Referendum Brexit serta Dilematika Perpecahan Britania Raya

            Di internal Britania Raya sendiri, referendum ini menghasilkan polemik baru di antara keempat negara, yaitu Inggris, Wales, Skotlandia, dan Irlandia Utara. Keempat negara yang tergabung dalam wilayah Britania Raya memiliki suara berbeda dalam menyikapi Brexit ini, hal ini bisa dilihat dari persentase voting di antara warga mereka. Dilihat dari statistik ini, warga Inggris dan Wales sepakat untuk keluar dari European Union dengan persentase vote sebesar 53,4% dan 52,5% setuju untuk keluar dari EU sementara Skotlandia dan Irlandia Utara lebih memilih untuk tetap menjadi bagian EU dengan persentase sebesar  62% dan 55,8% warganya memilih hak untuk tetap menjadi bagian dari European Union. Tentunya hal ini menimbulkan polemik baru mengenai bagaimana nasib Skotlandia dan Irlandia Utara kedepannya. Dari sudut pandang politik, kedua negara ini mengambil pendekatan yang berbeda terkait dengan munculnya polemik ini. Pada 2017, Irlandia Utara melakukan pendekatan berupa kongres internal di lembaga eksekutif mereka yang menghasilkan bahwa mereka tetap keluar dari keanggotaan European Union dan pembagian kekuasaan, yaitu antara pihak PM Arlene Foster dan Sinn Fein McGuiness.
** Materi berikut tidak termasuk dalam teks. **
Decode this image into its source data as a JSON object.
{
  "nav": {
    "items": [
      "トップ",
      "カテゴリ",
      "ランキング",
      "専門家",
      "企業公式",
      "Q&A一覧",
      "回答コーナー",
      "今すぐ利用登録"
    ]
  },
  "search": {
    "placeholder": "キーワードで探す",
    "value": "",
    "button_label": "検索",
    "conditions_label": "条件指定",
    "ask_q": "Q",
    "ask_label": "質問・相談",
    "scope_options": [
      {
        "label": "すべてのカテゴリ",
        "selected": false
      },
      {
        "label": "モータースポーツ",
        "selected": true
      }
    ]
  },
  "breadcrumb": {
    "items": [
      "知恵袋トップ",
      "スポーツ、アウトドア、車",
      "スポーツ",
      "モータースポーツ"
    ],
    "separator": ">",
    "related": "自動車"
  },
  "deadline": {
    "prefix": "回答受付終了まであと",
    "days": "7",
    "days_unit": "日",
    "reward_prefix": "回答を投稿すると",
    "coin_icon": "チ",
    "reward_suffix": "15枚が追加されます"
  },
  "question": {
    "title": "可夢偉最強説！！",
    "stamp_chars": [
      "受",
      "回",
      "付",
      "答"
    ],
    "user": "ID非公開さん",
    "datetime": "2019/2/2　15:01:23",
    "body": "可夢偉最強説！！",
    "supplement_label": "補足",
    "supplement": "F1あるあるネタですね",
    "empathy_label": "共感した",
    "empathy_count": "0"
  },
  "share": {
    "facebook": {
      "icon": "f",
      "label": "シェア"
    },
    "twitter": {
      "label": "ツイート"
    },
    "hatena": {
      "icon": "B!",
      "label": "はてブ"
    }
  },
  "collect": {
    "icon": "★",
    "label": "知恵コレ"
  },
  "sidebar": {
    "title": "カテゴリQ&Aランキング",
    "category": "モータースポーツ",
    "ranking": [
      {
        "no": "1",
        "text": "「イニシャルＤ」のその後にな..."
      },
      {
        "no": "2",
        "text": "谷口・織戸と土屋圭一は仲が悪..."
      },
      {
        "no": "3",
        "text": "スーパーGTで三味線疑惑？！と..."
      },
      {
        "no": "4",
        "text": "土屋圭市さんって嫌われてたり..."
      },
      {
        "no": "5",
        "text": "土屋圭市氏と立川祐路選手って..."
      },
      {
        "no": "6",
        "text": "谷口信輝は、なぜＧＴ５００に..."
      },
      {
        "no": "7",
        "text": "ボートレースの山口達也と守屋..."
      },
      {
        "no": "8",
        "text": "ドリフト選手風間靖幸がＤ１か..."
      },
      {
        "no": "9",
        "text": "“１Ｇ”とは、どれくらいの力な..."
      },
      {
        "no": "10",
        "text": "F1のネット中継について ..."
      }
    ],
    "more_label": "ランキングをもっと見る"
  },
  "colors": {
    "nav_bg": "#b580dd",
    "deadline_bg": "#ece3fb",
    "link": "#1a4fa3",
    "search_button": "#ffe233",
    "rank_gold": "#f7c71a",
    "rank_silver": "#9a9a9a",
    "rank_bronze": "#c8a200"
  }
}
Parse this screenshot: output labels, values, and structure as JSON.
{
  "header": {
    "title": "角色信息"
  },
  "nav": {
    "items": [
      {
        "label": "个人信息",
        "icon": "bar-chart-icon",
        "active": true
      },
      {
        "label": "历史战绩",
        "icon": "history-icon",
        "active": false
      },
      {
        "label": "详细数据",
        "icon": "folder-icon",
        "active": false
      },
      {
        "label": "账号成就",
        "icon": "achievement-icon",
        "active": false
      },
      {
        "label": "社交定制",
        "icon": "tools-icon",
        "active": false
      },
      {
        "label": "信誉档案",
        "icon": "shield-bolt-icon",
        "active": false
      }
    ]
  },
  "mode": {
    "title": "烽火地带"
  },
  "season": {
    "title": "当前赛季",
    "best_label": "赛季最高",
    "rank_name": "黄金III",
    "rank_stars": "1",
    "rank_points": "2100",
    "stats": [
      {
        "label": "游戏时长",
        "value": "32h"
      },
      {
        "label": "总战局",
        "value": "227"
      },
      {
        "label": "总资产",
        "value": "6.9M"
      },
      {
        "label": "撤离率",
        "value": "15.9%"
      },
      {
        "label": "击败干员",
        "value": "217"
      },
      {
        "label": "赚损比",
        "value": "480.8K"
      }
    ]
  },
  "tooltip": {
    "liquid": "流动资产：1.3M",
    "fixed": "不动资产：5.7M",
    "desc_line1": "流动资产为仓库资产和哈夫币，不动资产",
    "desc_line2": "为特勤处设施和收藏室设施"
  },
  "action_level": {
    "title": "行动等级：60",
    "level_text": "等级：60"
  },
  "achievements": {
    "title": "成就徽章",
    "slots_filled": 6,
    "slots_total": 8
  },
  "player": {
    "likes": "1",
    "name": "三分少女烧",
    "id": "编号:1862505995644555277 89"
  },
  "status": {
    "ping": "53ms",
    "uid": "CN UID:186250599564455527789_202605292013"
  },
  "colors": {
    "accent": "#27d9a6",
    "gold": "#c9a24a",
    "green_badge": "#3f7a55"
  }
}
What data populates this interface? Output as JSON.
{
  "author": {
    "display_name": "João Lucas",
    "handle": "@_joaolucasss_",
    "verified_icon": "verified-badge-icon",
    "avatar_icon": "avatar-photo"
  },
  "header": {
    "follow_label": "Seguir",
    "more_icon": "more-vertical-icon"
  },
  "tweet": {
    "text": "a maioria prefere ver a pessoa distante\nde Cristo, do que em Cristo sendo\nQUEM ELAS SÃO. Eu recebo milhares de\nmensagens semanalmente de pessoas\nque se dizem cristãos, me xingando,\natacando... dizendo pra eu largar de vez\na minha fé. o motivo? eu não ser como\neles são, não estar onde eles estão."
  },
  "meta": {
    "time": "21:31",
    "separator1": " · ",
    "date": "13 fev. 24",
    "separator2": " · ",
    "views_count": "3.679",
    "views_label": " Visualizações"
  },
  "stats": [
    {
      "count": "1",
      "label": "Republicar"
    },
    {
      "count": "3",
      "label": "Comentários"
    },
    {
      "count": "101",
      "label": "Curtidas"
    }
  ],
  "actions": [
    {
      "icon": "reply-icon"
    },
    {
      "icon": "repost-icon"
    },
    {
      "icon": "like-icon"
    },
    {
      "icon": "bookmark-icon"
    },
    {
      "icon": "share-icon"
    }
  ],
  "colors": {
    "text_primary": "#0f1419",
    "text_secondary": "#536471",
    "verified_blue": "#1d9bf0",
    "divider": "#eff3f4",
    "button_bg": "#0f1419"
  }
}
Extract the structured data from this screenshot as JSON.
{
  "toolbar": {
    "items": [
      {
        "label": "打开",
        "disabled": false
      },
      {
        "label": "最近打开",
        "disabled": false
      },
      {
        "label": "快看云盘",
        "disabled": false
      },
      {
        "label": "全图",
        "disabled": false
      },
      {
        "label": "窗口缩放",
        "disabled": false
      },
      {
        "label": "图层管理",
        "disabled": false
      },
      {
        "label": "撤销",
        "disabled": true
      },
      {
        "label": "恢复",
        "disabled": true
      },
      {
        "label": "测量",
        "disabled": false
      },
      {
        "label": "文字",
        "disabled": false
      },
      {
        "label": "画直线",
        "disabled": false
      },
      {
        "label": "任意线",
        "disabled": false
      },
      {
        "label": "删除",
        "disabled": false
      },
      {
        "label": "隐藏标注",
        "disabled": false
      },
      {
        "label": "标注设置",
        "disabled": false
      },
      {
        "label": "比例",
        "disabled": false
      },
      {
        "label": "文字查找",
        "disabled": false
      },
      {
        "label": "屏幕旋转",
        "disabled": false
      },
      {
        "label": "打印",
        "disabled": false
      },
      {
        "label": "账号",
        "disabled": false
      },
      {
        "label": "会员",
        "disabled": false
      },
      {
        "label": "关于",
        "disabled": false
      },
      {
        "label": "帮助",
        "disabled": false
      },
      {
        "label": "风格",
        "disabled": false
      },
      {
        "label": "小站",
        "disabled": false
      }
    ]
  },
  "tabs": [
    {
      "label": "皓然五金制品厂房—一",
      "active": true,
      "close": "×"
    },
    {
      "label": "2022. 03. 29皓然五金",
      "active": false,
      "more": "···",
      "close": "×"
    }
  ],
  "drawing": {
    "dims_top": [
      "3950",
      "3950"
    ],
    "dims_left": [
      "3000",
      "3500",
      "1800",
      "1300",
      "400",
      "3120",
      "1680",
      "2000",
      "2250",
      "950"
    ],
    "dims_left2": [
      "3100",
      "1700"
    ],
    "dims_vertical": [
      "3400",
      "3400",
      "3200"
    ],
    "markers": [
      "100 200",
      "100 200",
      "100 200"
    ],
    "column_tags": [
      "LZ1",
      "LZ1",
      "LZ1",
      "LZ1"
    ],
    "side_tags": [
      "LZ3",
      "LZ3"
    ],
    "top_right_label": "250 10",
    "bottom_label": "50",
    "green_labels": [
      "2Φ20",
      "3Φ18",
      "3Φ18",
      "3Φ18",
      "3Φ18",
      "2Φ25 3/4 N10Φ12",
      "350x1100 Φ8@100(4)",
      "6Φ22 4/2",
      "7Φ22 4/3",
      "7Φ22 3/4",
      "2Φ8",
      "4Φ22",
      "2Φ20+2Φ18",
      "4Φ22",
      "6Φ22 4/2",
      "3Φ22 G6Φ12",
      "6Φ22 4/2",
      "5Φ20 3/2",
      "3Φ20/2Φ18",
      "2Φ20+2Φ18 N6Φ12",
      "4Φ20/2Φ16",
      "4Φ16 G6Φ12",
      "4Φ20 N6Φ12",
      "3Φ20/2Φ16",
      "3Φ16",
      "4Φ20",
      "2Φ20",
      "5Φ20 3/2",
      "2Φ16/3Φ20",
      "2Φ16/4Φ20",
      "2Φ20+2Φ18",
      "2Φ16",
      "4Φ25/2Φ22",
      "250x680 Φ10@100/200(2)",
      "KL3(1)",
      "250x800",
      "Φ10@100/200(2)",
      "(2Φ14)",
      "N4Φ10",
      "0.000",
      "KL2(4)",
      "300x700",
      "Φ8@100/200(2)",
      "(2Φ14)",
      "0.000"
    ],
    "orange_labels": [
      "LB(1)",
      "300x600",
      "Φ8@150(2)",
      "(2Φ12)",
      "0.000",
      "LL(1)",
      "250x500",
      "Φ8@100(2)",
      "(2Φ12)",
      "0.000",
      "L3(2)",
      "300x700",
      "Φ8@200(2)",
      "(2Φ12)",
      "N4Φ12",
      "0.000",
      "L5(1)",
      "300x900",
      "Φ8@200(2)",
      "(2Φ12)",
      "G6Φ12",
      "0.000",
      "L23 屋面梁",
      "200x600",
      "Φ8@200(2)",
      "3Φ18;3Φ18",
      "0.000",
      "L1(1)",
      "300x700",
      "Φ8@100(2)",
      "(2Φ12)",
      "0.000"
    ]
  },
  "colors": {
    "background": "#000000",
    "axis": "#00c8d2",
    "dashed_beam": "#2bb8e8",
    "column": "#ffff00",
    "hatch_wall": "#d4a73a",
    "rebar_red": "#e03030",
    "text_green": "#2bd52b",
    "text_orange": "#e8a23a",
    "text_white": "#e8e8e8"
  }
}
Keduanya merupakan pihak oposisi terkait dengan wacana Brexit sebelumnya. Namun, setelah kongres penentuan Irlandia Utara ini dilangsungkan keduanya melunak dan mereka mendapat wewenang berbeda. Foster berfokus pada hubungan dengan United Kingdom sementara pihak McGuiness berfokus pada hubungan dengan Republik Irlandia.

            Sementara Skotlandia sendiri melakukan pendekatan yang lebih ekstrim. Pada Maret 2017 PM Sturgeon mengajukan referendum untuk Skotlandia agar merdeka dari United Kingdom. Namun, referendum tersebut ditolak di parlemen dengan rincian suara, yaitu kalah pada 21 kursi dari 56 kursi voters. Sebagai gantinya, pihak Skotlandia sepakat untuk melakukan Soft Brexit dalam menyikapi isu ini, yaitu membujuk UK untuk tetap berada di Pasar dan wilayah pabean yang sama dengan European Union.

            Di tahun 2020 sendiri, sudah terjadi perkembangan signifikan terkait dengan isu kedua negara tersebut. Kedua negara dipastikan keluar dari EU dengan berbagai penyesuaian kebijakan. Mengacu pada Perjanjian Belfast/Good Friday, UK akan mendapat penyesuaian berupa penghapusan aturan perbatasan dengan Republik Irlandia, selain itu mereka juga secara resmi akan keluar dari kawasan Pasar Bebas Eropa dan Wilayah Kepabeanan Eropa.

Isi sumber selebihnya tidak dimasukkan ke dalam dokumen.